La decisione dei Verdi di uscire dalla coalizione di governo con i socialdemocratici è stata presa proprio perché, hanno dichiarato i portavoce, non avrebbero più potuto guardare in faccia i propri elettori, se si fossero resi responsabili dell’attuazione delle politiche del centrodestra (a partire dalla riduzione delle tasse su benzina e diesel: con buona pace del clima). A catena, la loro mossa ha provocato le dimissioni di Andersson, la quale peraltro continua a ripetere che per lei non sarà un problema attenersi alla legge di bilancio degli avversari; legge che rappresenta una versione emendata di quella presentata dal governo, dunque non radicalmente diversa ma certo modificata in senso peggiorativo, soprattutto nelle aree più rilevanti: sicurezza, immigrazione, clima e redistribuzione delle risorse.
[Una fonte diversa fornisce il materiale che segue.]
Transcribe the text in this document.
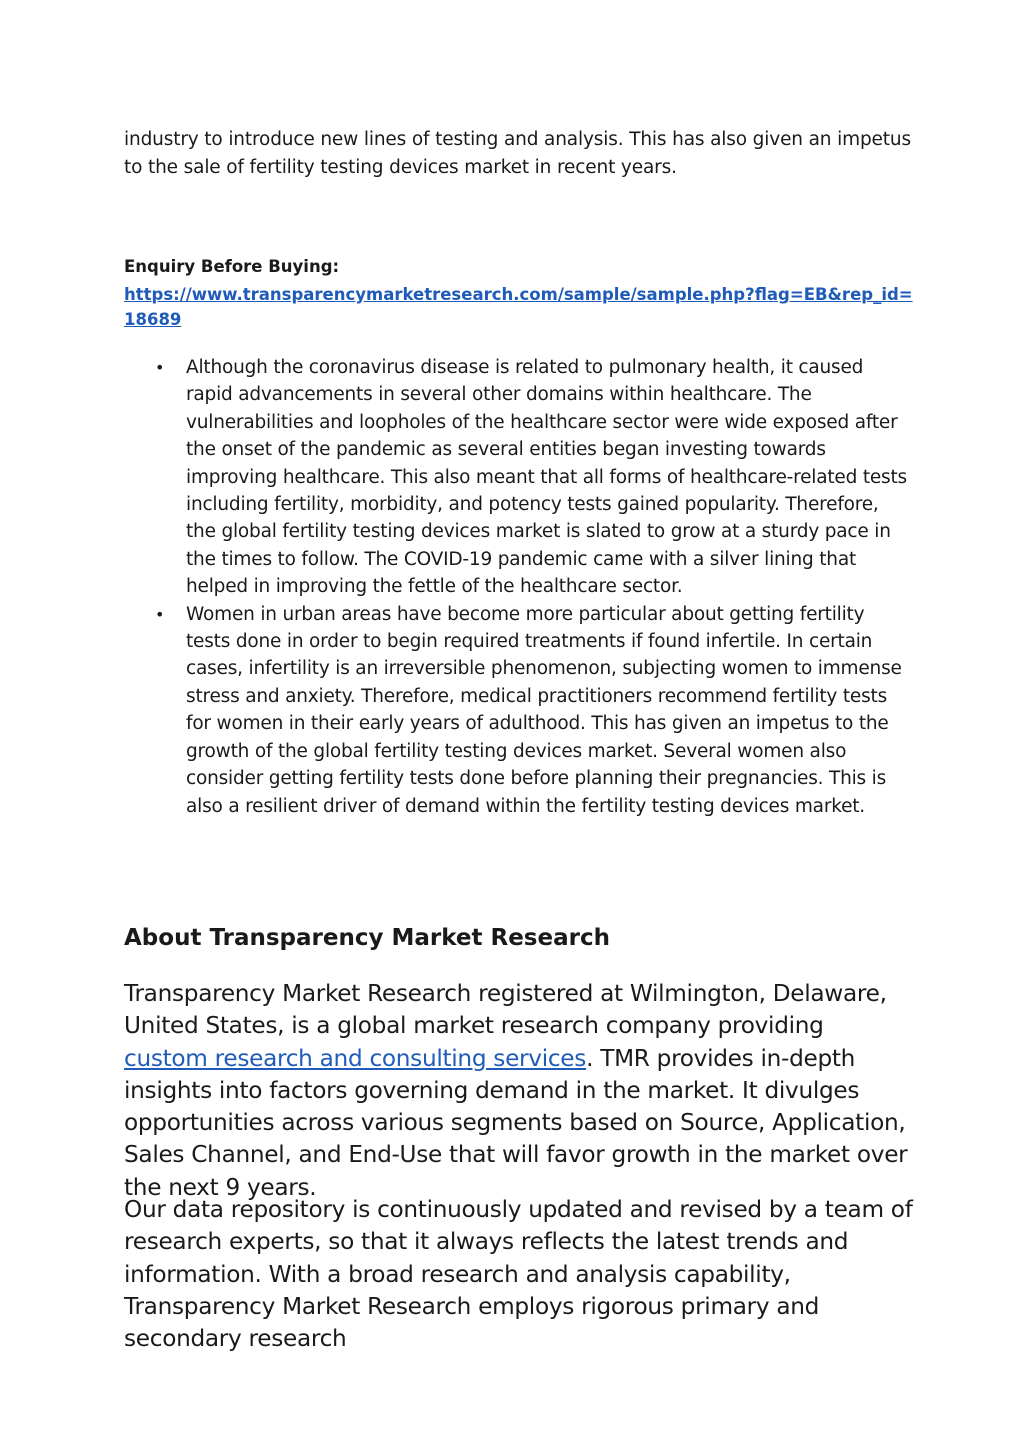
industry to introduce new lines of testing and analysis. This has also given an impetus to the sale of fertility testing devices market in recent years.

Enquiry Before Buying:

https://www.transparencymarketresearch.com/sample/sample.php?flag=EB&rep_id=18689
• Although the coronavirus disease is related to pulmonary health, it caused rapid advancements in several other domains within healthcare. The vulnerabilities and loopholes of the healthcare sector were wide exposed after the onset of the pandemic as several entities began investing towards improving healthcare. This also meant that all forms of healthcare-related tests including fertility, morbidity, and potency tests gained popularity. Therefore, the global fertility testing devices market is slated to grow at a sturdy pace in the times to follow. The COVID-19 pandemic came with a silver lining that helped in improving the fettle of the healthcare sector.
• Women in urban areas have become more particular about getting fertility tests done in order to begin required treatments if found infertile. In certain cases, infertility is an irreversible phenomenon, subjecting women to immense stress and anxiety. Therefore, medical practitioners recommend fertility tests for women in their early years of adulthood. This has given an impetus to the growth of the global fertility testing devices market. Several women also consider getting fertility tests done before planning their pregnancies. This is also a resilient driver of demand within the fertility testing devices market.
About Transparency Market Research

Transparency Market Research registered at Wilmington, Delaware, United States, is a global market research company providing custom research and consulting services. TMR provides in-depth insights into factors governing demand in the market. It divulges opportunities across various segments based on Source, Application, Sales Channel, and End-Use that will favor growth in the market over the next 9 years.

Our data repository is continuously updated and revised by a team of research experts, so that it always reflects the latest trends and information. With a broad research and analysis capability, Transparency Market Research employs rigorous primary and secondary research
Andersson è stata ministro delle finanze in un governo come quello di Stefan Löfven che ha dovuto concedere non poco a due partiti del centro-destra, i Liberali e il Partito di centro, con cui aveva sottoscritto, nel 2019, dopo mesi di trattative, il cosiddetto “accordo di gennaio”, conditio sine qua non della sua sopravvivenza come governo bicolore (socialdemocratici e verdi) di minoranza. La crisi di governo aperta a giugno dal Partito della sinistra – che si è rifiutato di avallare la liberalizzazione dei canoni di affitto – ha portato al ripudio dell’accordo da parte dei Liberali (sempre più a destra) e di conseguenza a un maggior peso politico del partito di Dadgostar. Proprio questo “spostamento a sinistra” dell’agenda politica ha spinto il Partito di centro a non votare, mercoledì 25 novembre, il budget del governo, con la conseguenza che quello del centro-destra, appoggiato dai Democratici di Svezia, ha raccolto più voti.  Considerando questi precedenti, nessuno può illudersi che con Andersson i socialdemocratici “tornino alle origini”, o allo spirito di Palme, sempre evocato in occasione delle scadenze congressuali ed elettorali, per poi essere rapidamente riposto in soffitta appena terminato l’evento; i “sossar”, come sono chiamati in svedese con venatura polemica, sono ormai un partito senza visioni strategiche né soluzioni convincenti per gli esclusi dal banchetto del ricco paese nordico. A difendere il Welfare State sono rimasti il Partito della sinistra, che infatti ha chiesto dall’inizio, nel negoziato di questi ultimi giorni per la formazione del governo, un incremento delle pensioni più basse, e, tristemente, i populisti (sia pure nel contesto di una politica economica che è prettamente social-liberista).

Il nuovo governo sarà ricordato probabilmente più che come il primo guidato da una donna (con enorme ritardo peraltro rispetto agli altri paesi nordici), come quello che si è trovato ad attuare la prima legge di bilancio passata anche grazie al voto dei (criptonazisti) populisti di destra.